Los ojos se les llenaron de lágrimas a las dos.

– Tengo que irme -dijo Darcy.

– Tienes que irte -corroboró Amanda.

– He de hablar con él -recogió sus cosas.

He de encontrar a Kel y decirle lo que siento.

– ¿Y qué sientes? -preguntó Amanda mientras Darcy salía.

– Estoy enamorada -rió a través de las lágrimas-. ¿Estoy loca? -se encogió de hombros-. Sí. Pero no me importa.

Al llegar a la recepción, tecleó el registro de Kel y apuntó su dirección y número de teléfono.

– Darcy, ¿dónde nos vamos a reunir? ¿Tienes los presupuestos para que los repase antes de la reunión?

Darcy alzó la vista y vio a su padre acercándose. Sam Scott exhibía esa expresión impaciente que por lo general terminaba con él ofreciéndole un discurso severo sobre las prácticas empresariales correctas.

– Se van a reunir en la Sala Pacífico -dijo-. Yo no podré asistir, pero Amanda te dará una copia del presupuesto. Está en mi despacho.

– ¿Adónde vas? No puedes dejarme con esto.

Darcy rodeó la recepción y abrazó a su padre. Rara vez lo hacían, pero no pudo contenerse. Se sentía en las nubes.
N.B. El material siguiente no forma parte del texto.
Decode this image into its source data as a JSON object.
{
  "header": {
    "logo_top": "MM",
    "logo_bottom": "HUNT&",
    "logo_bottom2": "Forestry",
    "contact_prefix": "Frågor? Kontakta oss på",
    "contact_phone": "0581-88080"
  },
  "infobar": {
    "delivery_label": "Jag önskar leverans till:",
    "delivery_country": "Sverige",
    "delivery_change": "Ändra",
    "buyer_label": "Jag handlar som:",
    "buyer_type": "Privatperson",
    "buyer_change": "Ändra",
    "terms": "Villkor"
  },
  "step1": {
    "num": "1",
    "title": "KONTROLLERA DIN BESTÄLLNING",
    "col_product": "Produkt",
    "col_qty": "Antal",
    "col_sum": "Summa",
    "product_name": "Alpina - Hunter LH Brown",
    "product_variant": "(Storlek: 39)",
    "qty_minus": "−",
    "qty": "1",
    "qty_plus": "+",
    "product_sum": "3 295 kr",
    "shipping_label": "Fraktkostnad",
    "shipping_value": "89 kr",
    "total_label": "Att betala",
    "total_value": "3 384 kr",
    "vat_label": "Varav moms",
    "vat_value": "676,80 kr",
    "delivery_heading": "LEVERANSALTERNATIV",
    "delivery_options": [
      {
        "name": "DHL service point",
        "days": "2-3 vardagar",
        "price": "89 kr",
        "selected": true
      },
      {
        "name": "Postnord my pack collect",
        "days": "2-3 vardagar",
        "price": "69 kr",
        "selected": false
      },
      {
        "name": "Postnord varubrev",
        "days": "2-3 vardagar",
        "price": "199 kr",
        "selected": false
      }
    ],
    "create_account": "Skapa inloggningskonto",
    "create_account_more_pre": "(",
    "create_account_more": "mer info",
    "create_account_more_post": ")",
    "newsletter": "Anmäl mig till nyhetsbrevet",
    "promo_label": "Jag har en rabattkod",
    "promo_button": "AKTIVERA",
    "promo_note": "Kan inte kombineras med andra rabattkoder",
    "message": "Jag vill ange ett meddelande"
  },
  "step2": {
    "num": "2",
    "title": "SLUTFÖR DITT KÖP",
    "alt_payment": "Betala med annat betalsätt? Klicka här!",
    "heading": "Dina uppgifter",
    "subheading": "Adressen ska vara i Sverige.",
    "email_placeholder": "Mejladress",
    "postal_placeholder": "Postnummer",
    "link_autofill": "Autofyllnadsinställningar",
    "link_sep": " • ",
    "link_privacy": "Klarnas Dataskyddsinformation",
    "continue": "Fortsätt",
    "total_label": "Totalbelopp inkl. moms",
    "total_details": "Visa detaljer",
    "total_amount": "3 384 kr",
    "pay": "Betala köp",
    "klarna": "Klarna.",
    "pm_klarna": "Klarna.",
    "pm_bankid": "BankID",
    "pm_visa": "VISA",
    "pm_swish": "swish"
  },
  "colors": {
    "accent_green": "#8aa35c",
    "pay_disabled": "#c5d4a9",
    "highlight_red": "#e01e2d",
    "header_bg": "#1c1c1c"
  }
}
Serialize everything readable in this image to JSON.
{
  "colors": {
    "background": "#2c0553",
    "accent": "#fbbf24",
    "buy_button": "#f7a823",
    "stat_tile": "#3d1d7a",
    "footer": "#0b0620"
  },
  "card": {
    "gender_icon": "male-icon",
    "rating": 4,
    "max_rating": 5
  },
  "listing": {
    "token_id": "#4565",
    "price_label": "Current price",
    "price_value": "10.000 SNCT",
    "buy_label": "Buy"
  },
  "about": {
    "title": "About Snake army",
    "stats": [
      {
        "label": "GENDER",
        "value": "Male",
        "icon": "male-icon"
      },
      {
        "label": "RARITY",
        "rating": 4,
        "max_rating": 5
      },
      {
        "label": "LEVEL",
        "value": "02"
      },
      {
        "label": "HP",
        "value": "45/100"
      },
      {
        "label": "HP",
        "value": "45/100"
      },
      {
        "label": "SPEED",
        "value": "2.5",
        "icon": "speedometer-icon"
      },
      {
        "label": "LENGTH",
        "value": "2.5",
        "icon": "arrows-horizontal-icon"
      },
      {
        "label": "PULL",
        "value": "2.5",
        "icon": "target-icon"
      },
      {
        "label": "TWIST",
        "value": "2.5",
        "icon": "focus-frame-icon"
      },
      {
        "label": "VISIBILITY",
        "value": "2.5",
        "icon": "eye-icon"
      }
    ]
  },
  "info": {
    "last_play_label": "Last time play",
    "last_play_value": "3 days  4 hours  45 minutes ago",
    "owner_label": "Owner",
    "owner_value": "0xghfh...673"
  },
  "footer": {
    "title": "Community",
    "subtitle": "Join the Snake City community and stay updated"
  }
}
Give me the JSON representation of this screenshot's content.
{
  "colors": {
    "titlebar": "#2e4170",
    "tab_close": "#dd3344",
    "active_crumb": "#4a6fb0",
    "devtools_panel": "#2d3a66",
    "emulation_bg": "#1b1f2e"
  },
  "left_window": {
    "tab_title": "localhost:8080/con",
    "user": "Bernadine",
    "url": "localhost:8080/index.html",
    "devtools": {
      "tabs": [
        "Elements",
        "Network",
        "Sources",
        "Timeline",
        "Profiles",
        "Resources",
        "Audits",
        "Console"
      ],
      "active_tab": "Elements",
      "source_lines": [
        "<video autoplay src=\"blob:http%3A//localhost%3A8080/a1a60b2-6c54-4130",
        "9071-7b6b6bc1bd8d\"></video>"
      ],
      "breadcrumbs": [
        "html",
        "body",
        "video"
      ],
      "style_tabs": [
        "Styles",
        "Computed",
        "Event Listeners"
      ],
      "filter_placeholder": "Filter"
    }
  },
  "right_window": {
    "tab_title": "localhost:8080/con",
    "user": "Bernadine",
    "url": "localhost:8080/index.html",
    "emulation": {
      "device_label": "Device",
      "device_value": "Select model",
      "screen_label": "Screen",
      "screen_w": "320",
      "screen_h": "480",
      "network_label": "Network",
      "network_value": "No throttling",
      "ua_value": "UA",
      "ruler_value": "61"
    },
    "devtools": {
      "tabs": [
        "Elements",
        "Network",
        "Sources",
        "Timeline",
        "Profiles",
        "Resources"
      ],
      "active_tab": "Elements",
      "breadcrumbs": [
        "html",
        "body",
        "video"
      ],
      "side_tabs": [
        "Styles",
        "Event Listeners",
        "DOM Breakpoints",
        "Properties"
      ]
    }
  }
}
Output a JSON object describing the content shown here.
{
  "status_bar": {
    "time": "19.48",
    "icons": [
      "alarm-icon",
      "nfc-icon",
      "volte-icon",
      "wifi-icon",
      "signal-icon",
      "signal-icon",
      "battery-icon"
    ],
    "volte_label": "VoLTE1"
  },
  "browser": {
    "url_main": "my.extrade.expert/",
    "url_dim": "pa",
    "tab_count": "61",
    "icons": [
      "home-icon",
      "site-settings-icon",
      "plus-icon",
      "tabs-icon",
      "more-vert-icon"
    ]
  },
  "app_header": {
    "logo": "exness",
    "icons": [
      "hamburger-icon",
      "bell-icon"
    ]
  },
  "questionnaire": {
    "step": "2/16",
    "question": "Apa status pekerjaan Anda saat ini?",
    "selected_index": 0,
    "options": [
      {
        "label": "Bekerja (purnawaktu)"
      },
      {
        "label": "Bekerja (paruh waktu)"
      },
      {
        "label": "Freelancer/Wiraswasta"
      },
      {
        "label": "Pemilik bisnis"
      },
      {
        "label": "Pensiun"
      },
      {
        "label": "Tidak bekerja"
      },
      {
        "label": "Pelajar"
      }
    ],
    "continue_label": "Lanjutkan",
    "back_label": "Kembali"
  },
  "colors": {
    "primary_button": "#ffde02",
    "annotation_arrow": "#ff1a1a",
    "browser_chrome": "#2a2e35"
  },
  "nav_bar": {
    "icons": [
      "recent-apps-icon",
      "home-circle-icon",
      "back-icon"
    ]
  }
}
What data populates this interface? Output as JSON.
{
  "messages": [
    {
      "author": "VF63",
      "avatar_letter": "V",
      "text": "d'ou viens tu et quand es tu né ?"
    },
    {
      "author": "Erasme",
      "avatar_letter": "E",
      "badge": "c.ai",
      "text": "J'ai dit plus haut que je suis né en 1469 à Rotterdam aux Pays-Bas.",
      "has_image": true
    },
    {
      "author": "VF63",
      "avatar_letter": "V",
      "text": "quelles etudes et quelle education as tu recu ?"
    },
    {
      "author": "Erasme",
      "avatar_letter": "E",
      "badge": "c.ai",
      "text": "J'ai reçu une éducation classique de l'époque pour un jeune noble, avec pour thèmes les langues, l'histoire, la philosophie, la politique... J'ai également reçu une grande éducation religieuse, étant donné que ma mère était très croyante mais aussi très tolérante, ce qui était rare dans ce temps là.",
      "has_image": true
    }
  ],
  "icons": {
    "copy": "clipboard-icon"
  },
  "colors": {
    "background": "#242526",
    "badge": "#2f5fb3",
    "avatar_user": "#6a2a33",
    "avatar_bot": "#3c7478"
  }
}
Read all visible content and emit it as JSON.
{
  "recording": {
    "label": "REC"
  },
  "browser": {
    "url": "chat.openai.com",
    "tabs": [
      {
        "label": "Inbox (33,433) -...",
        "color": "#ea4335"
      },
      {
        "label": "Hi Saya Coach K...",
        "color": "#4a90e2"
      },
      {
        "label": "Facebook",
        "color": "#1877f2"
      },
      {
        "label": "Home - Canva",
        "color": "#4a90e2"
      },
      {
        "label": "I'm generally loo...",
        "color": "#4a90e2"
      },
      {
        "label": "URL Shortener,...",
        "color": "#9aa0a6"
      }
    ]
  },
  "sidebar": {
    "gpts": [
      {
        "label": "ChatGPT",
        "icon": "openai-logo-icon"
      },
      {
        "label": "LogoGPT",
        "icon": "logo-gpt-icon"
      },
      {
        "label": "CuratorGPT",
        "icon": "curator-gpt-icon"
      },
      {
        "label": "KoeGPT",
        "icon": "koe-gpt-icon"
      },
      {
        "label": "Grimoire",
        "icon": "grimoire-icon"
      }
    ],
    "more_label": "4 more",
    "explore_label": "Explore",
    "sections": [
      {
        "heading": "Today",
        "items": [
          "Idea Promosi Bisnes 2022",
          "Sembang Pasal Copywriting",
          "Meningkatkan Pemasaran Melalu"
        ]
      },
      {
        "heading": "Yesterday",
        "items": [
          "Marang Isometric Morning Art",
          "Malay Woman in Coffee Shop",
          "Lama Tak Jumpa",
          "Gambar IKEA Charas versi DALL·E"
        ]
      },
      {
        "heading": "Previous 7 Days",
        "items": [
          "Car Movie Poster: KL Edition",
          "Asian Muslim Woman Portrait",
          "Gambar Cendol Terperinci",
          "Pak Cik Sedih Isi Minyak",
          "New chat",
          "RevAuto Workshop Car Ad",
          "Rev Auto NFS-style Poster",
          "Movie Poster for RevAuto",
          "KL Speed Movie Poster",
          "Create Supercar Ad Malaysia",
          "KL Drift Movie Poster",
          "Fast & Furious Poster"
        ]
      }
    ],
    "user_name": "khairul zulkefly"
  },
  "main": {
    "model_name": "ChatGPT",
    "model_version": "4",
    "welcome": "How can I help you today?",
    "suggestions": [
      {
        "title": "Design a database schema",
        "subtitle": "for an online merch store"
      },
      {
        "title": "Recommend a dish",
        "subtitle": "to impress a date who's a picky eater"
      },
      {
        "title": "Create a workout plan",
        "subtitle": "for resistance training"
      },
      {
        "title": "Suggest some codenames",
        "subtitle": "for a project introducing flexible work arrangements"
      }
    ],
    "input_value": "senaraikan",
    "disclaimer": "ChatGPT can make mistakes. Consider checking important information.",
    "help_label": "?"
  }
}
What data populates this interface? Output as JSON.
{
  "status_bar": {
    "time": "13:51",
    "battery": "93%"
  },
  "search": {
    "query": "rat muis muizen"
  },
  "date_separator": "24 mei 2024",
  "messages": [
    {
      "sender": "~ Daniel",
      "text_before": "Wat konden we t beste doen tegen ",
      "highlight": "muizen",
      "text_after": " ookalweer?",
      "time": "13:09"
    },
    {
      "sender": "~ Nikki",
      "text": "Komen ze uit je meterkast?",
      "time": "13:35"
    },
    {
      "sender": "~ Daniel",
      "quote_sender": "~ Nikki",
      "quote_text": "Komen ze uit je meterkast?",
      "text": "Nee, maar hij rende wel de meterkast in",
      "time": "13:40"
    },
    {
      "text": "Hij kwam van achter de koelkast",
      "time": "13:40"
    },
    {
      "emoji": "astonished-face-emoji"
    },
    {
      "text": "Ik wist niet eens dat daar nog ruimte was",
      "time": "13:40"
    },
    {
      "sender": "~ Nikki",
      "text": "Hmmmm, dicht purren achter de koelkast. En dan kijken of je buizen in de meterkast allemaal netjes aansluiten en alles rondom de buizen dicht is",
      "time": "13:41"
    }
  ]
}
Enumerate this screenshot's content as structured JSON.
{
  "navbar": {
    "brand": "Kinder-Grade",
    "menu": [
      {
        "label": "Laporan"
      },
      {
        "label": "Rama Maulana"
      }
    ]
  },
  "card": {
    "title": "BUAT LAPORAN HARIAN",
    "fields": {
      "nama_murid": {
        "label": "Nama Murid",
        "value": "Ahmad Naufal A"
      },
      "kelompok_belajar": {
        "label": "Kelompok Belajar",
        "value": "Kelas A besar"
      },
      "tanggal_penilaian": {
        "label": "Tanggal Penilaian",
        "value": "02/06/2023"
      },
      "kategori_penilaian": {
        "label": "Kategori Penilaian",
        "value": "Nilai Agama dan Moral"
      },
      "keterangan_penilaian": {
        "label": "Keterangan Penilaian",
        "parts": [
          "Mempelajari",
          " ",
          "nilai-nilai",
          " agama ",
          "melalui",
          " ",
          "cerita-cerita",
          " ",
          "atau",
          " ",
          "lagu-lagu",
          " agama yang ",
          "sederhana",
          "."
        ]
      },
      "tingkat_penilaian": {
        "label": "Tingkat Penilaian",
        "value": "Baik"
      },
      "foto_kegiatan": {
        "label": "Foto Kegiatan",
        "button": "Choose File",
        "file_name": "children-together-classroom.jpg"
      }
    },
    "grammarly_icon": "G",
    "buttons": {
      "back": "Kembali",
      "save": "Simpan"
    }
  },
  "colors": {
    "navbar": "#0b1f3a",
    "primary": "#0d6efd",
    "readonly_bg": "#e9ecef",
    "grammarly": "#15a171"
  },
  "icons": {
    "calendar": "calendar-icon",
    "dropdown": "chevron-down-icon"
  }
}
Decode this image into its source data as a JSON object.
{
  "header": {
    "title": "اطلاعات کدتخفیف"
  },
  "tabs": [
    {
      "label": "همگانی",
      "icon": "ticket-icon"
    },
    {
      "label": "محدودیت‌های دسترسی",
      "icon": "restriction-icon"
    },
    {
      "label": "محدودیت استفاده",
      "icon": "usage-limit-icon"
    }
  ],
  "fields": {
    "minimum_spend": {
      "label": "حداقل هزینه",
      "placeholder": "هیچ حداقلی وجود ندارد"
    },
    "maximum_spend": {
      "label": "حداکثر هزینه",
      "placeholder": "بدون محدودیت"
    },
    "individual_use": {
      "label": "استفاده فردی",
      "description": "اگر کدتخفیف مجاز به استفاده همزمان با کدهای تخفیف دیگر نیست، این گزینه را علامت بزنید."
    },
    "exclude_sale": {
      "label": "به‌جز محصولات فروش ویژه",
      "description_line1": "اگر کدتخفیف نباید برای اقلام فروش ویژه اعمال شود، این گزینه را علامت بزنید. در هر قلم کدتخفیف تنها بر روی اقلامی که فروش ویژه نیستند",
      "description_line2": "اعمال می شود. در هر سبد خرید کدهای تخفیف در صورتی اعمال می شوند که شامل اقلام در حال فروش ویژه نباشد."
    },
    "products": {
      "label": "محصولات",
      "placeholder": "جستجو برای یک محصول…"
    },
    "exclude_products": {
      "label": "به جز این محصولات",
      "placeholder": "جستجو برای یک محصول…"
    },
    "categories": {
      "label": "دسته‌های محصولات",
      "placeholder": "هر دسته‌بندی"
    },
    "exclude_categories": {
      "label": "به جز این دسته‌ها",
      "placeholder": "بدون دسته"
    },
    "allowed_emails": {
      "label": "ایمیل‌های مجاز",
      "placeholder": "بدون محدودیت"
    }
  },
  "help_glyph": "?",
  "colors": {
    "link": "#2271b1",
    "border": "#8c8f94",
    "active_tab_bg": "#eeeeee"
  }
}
– Papá, quiero un puesto en la junta. Y quiero que me prometas que me nombrarás vicepresidente en los próximos cinco años. Y si no aceptas, dimitiré -él abrió la boca para replicar, pero ella movió la cabeza-. Sabes que soy buena en esto, y serías un tonto en dejarme ir. Y sé que no lo eres. No vas a encontrar a nadie más leal o entregado que yo. Así que te sugiero que asientas y aceptes darme lo que quiero.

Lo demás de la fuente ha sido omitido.